Le réalisateur, quant à lui, au sortir d’un laborieux The Rite, qui voyait Anthony Hopkins s’infliger une mauvaise note en prêtre démonique, s’offre un casting de tout premier choix commercial qu’il semble avoir du mal à gérer. Dès lors, il apparaît clairement que l’homme derrière la barre semble toujours être l’énergique Sylvester Stallone. Si durant le tournage, l’acteur aura dû surmonter le deuil, la mort de son fils, il n’en apparaît aucune séquelle à l’écran. Le vieux baroudeur offre encore quelques exploits physiques, quelques belles tirades, rivalisant aisément avec son compagnon de route, Arnold Schwarzenegger, qui quant à lui, ne semble pouvoir s’extraire d’une certaine mélasse. Si le retour au cinéma de l’ex-gouverneur de Californie est une excellente chose, commercialement parlant, d’abord, il n’empêche que contrairement à Sly, celui-ci semble avoir passé l’âge de jouer au déboite épaule et bourre pifs, une mitrailleuse à la main. Espérons que sous la direction de David Ayer, Schwarzy sera nettement meilleur qu’ici, du moins en terme de charisme.

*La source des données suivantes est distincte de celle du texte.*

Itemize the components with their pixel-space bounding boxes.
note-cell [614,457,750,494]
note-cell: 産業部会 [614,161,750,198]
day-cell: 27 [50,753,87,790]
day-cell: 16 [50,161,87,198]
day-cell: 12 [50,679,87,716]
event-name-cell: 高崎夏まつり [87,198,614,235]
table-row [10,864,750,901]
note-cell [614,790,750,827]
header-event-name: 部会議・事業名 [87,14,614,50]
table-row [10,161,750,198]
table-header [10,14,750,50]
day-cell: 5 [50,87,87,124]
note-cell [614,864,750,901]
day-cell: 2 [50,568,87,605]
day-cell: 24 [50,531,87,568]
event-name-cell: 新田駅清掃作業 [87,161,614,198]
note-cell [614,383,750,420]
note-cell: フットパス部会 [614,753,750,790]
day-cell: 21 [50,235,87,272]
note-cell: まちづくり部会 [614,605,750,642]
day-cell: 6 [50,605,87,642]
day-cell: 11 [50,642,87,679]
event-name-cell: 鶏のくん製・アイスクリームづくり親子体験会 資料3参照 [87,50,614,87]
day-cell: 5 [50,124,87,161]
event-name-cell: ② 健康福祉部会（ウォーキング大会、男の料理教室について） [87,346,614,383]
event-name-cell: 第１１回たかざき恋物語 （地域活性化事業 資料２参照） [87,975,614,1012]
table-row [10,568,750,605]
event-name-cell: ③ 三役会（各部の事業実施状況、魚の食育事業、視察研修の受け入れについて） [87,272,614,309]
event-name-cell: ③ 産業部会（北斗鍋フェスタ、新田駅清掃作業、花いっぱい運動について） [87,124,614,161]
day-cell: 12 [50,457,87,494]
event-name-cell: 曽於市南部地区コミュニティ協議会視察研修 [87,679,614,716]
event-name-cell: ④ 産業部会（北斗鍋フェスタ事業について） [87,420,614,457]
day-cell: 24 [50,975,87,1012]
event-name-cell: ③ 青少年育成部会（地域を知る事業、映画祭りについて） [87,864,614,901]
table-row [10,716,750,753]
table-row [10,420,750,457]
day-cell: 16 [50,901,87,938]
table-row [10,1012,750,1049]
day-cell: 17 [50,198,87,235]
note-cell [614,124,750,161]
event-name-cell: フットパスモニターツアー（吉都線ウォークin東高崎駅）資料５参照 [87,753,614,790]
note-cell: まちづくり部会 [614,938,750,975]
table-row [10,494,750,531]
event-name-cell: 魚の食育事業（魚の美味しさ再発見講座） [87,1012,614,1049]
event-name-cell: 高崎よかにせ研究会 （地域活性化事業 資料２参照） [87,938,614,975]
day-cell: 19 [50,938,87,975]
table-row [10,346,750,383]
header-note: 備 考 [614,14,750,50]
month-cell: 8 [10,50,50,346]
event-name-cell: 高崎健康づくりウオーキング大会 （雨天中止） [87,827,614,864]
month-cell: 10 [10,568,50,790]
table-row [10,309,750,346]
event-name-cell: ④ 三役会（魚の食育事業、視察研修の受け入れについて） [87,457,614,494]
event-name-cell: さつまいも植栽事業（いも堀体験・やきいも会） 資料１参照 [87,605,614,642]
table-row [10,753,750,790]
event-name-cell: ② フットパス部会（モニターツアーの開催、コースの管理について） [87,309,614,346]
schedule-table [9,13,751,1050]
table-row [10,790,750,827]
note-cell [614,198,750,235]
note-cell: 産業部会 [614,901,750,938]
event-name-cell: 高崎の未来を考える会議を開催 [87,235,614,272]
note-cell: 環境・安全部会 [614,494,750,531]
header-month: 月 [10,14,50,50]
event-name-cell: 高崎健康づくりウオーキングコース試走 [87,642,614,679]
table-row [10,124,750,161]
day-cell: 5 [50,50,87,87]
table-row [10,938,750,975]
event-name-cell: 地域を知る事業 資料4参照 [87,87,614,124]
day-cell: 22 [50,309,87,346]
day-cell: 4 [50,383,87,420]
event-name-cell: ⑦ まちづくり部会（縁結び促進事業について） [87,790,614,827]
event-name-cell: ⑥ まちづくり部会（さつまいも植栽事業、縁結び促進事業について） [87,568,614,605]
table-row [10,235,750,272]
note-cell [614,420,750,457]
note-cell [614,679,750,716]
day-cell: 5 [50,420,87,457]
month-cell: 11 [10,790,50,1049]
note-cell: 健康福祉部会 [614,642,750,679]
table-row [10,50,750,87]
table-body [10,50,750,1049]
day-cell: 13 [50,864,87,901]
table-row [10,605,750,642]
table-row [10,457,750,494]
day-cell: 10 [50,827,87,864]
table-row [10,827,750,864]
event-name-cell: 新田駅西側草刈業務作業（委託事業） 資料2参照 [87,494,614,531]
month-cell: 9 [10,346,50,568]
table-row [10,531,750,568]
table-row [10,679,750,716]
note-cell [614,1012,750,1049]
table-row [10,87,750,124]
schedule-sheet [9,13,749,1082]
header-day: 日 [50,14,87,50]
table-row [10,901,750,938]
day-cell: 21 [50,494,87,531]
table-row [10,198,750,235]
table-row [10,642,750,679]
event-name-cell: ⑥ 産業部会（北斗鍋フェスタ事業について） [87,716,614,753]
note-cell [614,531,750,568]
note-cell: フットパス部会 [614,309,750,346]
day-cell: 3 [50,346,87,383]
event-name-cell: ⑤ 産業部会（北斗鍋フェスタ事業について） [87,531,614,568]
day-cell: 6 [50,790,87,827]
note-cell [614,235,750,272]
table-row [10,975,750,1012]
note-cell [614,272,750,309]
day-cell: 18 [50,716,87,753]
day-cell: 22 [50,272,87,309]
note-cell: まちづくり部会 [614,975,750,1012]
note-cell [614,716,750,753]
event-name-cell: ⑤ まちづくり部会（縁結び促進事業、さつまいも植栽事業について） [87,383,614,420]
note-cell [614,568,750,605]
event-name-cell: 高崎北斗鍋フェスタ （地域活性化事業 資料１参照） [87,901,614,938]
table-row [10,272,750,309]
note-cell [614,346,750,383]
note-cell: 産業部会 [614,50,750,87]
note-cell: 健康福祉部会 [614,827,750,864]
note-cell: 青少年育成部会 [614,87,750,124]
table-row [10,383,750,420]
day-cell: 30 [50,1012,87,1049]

Oui, la problématique tient ici du simple fait que les deux acteurs vedettes ne peuvent réellement entrer dans un rôle, écrit pour eux ou non, sans jouer de leurs statures et des évènements que constituent leurs apparitions communes. Bref, passé sur le fait que les mecs derrières les barreaux n’ont qu’un nom, ceux de Stallone et Schwarzenegger, le scénario, se voulant inventif, en fait des caisses en terme de petites ingéniosités. Oui, si l’on admet que les connaissances en terme d’évasion du premier rôle sont relativement ingénieuses, voir intéressantes, il apparaît bien vite que le tout ne tourne qu’en faveur de l’héroïsme improbable du bon gentil de l’histoire. La frontière entre bien et mal est elle aussi bafouée par un metteur en scène qui considèrent tout du long l’ensemble des détenus comme des victimes de leurs tortionnaires. Dès lors, l’un des criminels enfermés, que Hafström s’applique à définir comme un rebus lié à Al-Qaida se transforme une demi-heure plus tard en fidèle compagnon de la juste cause, l’évasion.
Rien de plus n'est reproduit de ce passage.